La Syrie

Intro : Située au cœur du
Moyen-Orient, la Syrie doit son nom à
l’antique Assyrie, générique par lequel les anciens Grecs désignaient
l’ensemble des territoires compris entre la Méditerranée et la Mésopotamie

La
Syrie possède une population estimée à 1426000 personnes. Son taux de
croissance est élevé (3,6 ‰), et l’indice de fécondité par femme s’élève à 6,2
‰
La
Syrie abrite des populations aux confessions très différentes 14 communautés
religieuses cohabitent sur son
territoire. Les chrétiens et les musulmans affirment qu’il n’y a pas de
problème confessionnel entre les deux religions. Il y a 90‰ de musulmans.
Aux origines du drame Syrien
Le
pouvoir Syrien affiche d’abord la sérénité face aux révoltes qui se développent
en Tunisie et en Egypte. Le drame que vit la Syrie depuis 2011, semble
incompréhensible à première vue. Comment ce pays qui était présenté depuis 40
ans comme un modèle de stabilité politique au milieu d’une région agitée,
a-t-il pu en venir à s’autodétruire ?
La
réalité est que l’origine de la violence actuelle ne date pas de 2011 même si
la révolte est une réaction à un régime autocratique.
Une autocratie est un régime politique où un seul
individu détient le pouvoir.
Les
frontières de la Syrie, actuelle, qui constituent un défi à des siècles d’histoire et à des
traditions millénaires ont créé un Etat-nation
qui s’est jamais senti à l’aise et qui la exprimé à plusieurs reprises.
La
Syrie finalement indépendante après plusieurs siècles de domination étrangère
n’a pas pour autant connu la stabilité, le coup d’état se succédant à un rythme
soutenu jusqu’au second traumatisme provoqué par la guerre de 1967, qui non
seulement a amputé encore d’avantage. Le territoire syrien avec la perte du
Golan* et laissé une armée démoralisée, mais aussi a commencé la fin des
aspirations à un nationalisme arabe unitaire désormais impossible comme l’avais
montré l’échec de l’expérience de la République arabe unie avec l’Egypte.

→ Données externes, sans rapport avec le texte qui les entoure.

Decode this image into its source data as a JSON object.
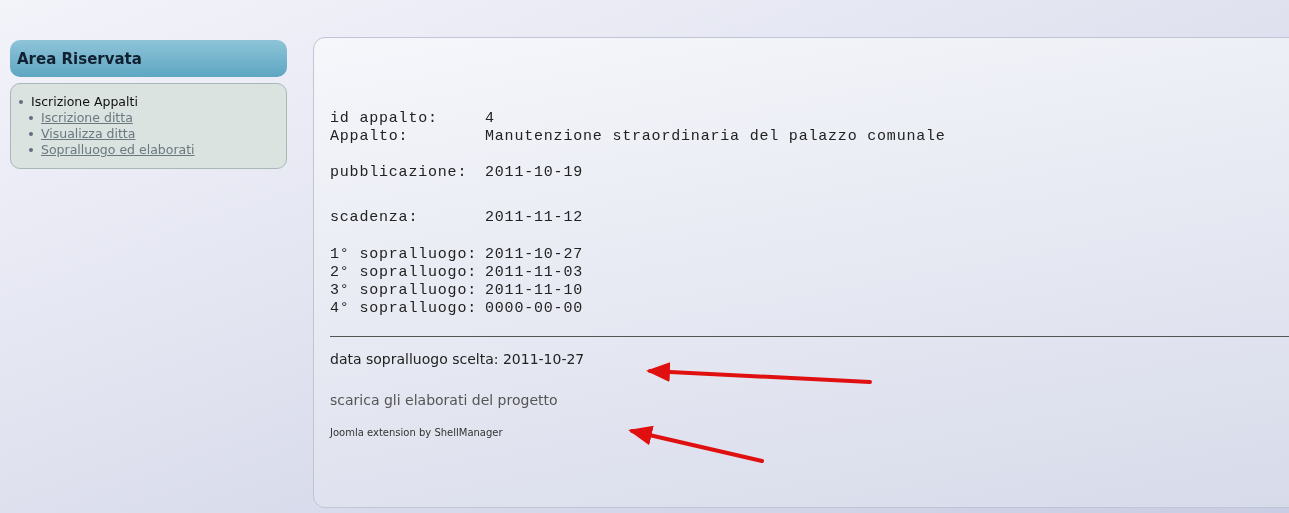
{
  "sidebar": {
    "title": "Area Riservata",
    "menu": [
      {
        "label": "Iscrizione Appalti",
        "children": [
          {
            "label": "Iscrizione ditta"
          },
          {
            "label": "Visualizza ditta"
          },
          {
            "label": "Sopralluogo ed elaborati"
          }
        ]
      }
    ]
  },
  "details": {
    "groups": [
      [
        {
          "label": "id appalto:",
          "value": "4"
        },
        {
          "label": "Appalto:",
          "value": "Manutenzione straordinaria del palazzo comunale"
        }
      ],
      [
        {
          "label": "pubblicazione:",
          "value": "2011-10-19"
        }
      ],
      [
        {
          "label": "scadenza:",
          "value": "2011-11-12"
        }
      ],
      [
        {
          "label": "1° sopralluogo:",
          "value": "2011-10-27"
        },
        {
          "label": "2° sopralluogo:",
          "value": "2011-11-03"
        },
        {
          "label": "3° sopralluogo:",
          "value": "2011-11-10"
        },
        {
          "label": "4° sopralluogo:",
          "value": "0000-00-00"
        }
      ]
    ]
  },
  "chosen_date": "data sopralluogo scelta: 2011-10-27",
  "download_link": "scarica gli elaborati del progetto",
  "footer": "Joomla extension by ShellManager"
}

*Le plateau du Golan, parfois appelé Gaulanitide, est une région du
sud-ouest de la Syrie occupée par Israël à la suite de la guerre des Six Jours de 1967 e
Ainsi,
en un siècle, la Syrie n’a connu ni une véritable paix intérieure ni un
fonctionnement apaisé de la vie politique. Les seules alliances stables sur la
durée ont été avec celles nouées avec la Russie et l’Iran.
Les dates
En
1919 : Les anglais se retirent de la Syrie et laissent les français et les
nationalismes arabes face à face.
Le
17 avril 1946 : Les derniers soldats français quittent la Syrie après
avoir violemment réprimé les émeutes nationalistes et bombardé Damas
1946 :
Indépendance effective de la Syrie
1973 :
La Syrie participe à la quatrièmes guerre Israélo-arabe
1994 :
Les présidents Clinton et Assad se rencontrent pour relancer les négociations
Israélo-Syriennes
En
2007 : Bachar-Al Assad est réélu à la présidence de la République
En
2008 : La Syrie revient sur la scène internationale le président Bachar-Al
Assad est reçu à Paris par le président français Nicolas Sarkozy pour le
lancement du sommet de l’Union
2009 :
Reprises des relations diplomatiques entre la Syrie et le Liban.
2011 :
Manifestations à Damas et dans les principales villes du pays. Le gouvernement
ordonne de tirer sur la foule
Ce que vit la Syrie actuellement
Abou
al-Tayyeb, chef du renseignement de Liwa al-Tawhid, l’un des principaux groupes
de la rébellion, a été tué lors d’un raid de l’aviation du régime sur une base
militaire dans la région d’Alep, la grande ville du Nord, selon l’Observatoire
syrien des droits de l’homme (OSDH). La frappe a également blessé Abdel Kader
Saleh, le chef du groupe, ainsi qu’un autre commandant. Trois autres leaders de
bataillons rebelles ont péri lors de combats contre les troupes loyalistes près
de l’aéroport international d’Alep et dans la ville de Ma’arat al-Artiq (Nord).